THE school’s swimming programme was under threat of being axed in March 1986 with the Education Board considering cuts to keep within its budget.
The SELB met in its Armagh headquarters and among papers being tabled was a proposal that the swimming programme should be cut out and in the absence of unionist opposition it was likely to be ratified.
If the axe was to fall on the school swimming programme it was to be a bitter blow to the local council as it had consistently fought previous proposals to bring down the shutters on the popular programme.
But the blow would have been hardest of all for unionist councillors who had been at the forefront of past campaigns to keep the programme on the budget.

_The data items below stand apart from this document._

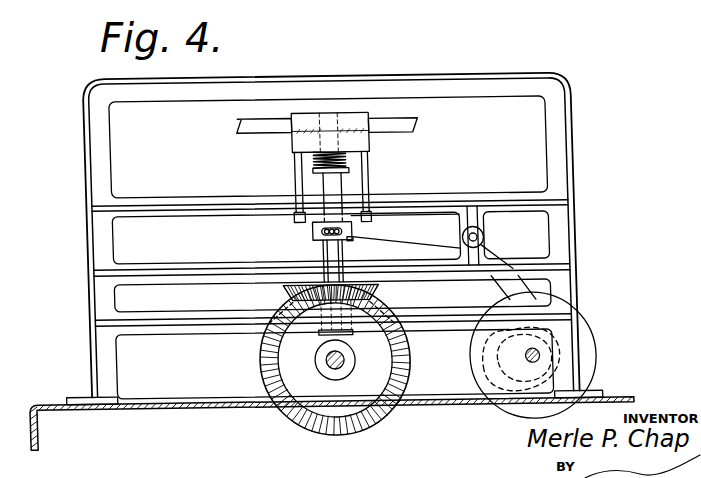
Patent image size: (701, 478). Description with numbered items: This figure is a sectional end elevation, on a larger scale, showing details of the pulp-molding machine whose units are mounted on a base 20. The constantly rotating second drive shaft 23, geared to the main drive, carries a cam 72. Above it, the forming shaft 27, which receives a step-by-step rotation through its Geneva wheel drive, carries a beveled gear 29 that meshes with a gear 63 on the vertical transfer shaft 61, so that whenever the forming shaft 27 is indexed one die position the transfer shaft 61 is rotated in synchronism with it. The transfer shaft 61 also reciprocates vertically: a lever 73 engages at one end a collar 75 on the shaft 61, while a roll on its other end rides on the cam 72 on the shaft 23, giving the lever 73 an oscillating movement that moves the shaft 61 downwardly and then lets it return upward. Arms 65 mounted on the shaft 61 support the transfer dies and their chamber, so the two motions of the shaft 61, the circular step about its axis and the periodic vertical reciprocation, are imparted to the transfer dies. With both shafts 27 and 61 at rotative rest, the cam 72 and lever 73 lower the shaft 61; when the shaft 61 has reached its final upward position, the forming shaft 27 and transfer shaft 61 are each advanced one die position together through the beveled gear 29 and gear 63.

The base 20 is at (41, 400).
The second drive shaft 23 is at (533, 358).
The shaft 27 is at (325, 365).
The beveled gear 29 is at (324, 432).
The vertical shaft 61 is at (340, 183).
The gear 63 is at (282, 291).
The arms 65 is at (396, 121).
The cam 72 is at (588, 328).
The lever 73 is at (428, 233).
The collar 75 is at (313, 230).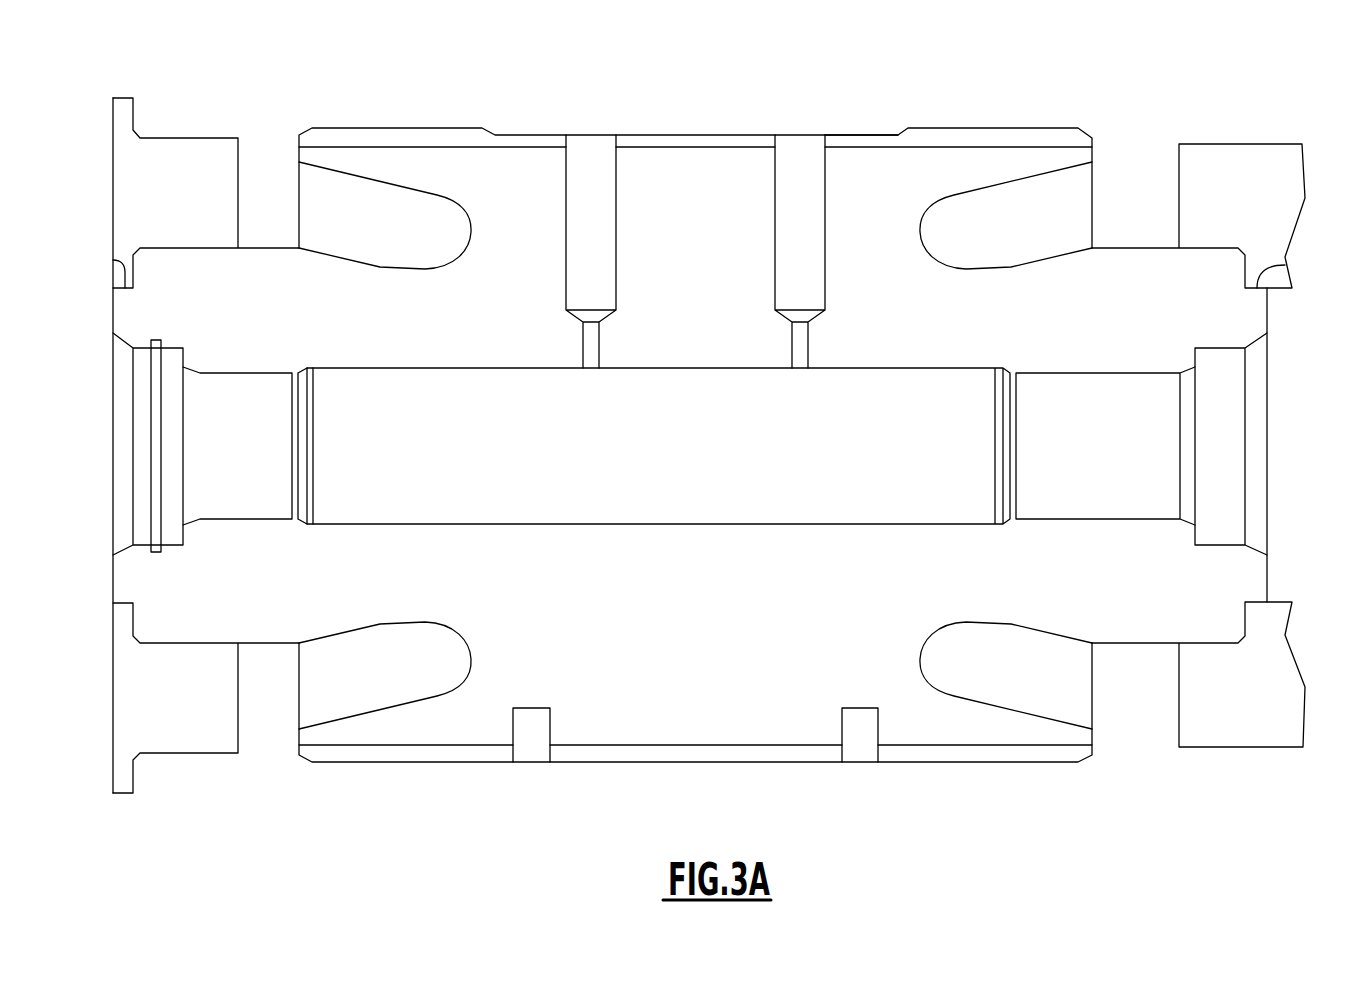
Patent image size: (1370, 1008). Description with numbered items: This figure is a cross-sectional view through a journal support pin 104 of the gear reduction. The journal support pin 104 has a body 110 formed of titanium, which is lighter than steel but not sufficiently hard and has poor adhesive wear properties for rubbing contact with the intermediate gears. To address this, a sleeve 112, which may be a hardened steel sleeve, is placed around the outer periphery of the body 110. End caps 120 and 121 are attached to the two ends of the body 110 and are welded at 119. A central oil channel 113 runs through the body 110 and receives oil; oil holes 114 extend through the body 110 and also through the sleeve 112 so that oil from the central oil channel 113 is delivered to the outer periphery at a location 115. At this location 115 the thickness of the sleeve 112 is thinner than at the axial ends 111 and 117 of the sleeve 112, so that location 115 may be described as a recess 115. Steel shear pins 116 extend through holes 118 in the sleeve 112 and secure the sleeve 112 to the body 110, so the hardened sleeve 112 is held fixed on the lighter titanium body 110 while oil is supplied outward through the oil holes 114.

The journal support pin 104 is at (585, 97).
The journal support pin body 110 is at (960, 308).
The axial end of the sleeve 111 is at (420, 128).
The sleeve 112 is at (718, 135).
The central oil channel 113 is at (463, 461).
The oil holes 114 is at (795, 242).
The recess 115 is at (857, 135).
The steel shear pins 116 is at (532, 717).
The axial end of the sleeve 117 is at (975, 130).
The holes in the sleeve 118 is at (843, 755).
The weld 119 is at (118, 262).
The end cap 120 is at (143, 687).
The end cap 121 is at (1262, 680).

On principle they would have been bitterly opposed to any such cut.
Their dilemma, however, was that in line with party policy they were abstaining from the various public bodies including the SELB.
Down the years the school swimming programme had often been challenged and the number of weeks kids were to the pools under the auspices of their respective schools had been reduced from 32 to 16.

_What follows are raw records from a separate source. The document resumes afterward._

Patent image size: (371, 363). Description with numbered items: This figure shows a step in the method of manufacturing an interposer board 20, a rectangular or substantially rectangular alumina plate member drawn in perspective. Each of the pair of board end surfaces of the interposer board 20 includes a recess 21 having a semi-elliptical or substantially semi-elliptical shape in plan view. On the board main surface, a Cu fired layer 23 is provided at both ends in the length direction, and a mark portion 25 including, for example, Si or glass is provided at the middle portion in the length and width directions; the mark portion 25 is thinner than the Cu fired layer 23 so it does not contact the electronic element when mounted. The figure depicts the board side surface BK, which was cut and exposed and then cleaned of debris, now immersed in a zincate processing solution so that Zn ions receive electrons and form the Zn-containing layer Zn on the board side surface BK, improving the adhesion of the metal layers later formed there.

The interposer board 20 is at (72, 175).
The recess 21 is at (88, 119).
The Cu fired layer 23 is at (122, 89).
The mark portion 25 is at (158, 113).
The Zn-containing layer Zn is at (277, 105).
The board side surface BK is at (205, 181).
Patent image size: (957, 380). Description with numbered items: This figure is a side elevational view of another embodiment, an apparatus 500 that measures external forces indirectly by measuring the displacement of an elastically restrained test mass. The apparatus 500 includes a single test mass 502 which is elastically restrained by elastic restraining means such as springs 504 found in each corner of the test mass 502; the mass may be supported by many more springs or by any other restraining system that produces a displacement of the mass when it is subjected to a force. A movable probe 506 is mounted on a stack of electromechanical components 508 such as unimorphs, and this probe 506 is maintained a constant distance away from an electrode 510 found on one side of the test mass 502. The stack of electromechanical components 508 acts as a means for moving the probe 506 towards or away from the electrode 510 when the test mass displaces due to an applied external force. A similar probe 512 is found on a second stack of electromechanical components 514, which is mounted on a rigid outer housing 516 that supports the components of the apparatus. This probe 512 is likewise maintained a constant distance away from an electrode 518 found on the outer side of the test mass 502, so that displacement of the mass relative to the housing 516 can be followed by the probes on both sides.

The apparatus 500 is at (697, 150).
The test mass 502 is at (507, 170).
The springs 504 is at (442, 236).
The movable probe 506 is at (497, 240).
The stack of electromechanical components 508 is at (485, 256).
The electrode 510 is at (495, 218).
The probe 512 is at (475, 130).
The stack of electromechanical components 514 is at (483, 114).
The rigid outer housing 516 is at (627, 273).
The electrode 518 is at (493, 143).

This meant that, at the time, they were allowed eight weeks in the autumn and eight weeks in the summer term which was considered a reasonable compromise.
But had unionists been in chamber they would have been strongly fighting against the new proposal and the 11 representatives from the various councils would have provided a forceful voting bloc.
Alderman Mary Simpson said: “We have fought this issue many times in the past and we would be very upset were it cut.
“We will have to meet and see what approach we’ll take to the matter.
“I feel very strongly that children should get the chance to learn to swim, for it’s something we can’t leave to parents alone.
“We’ve always fought very hard on the issue.
“But at the same time we have very good reasons for our policy on board meetings in light of the Anglo-Irish agreement,” she concluded.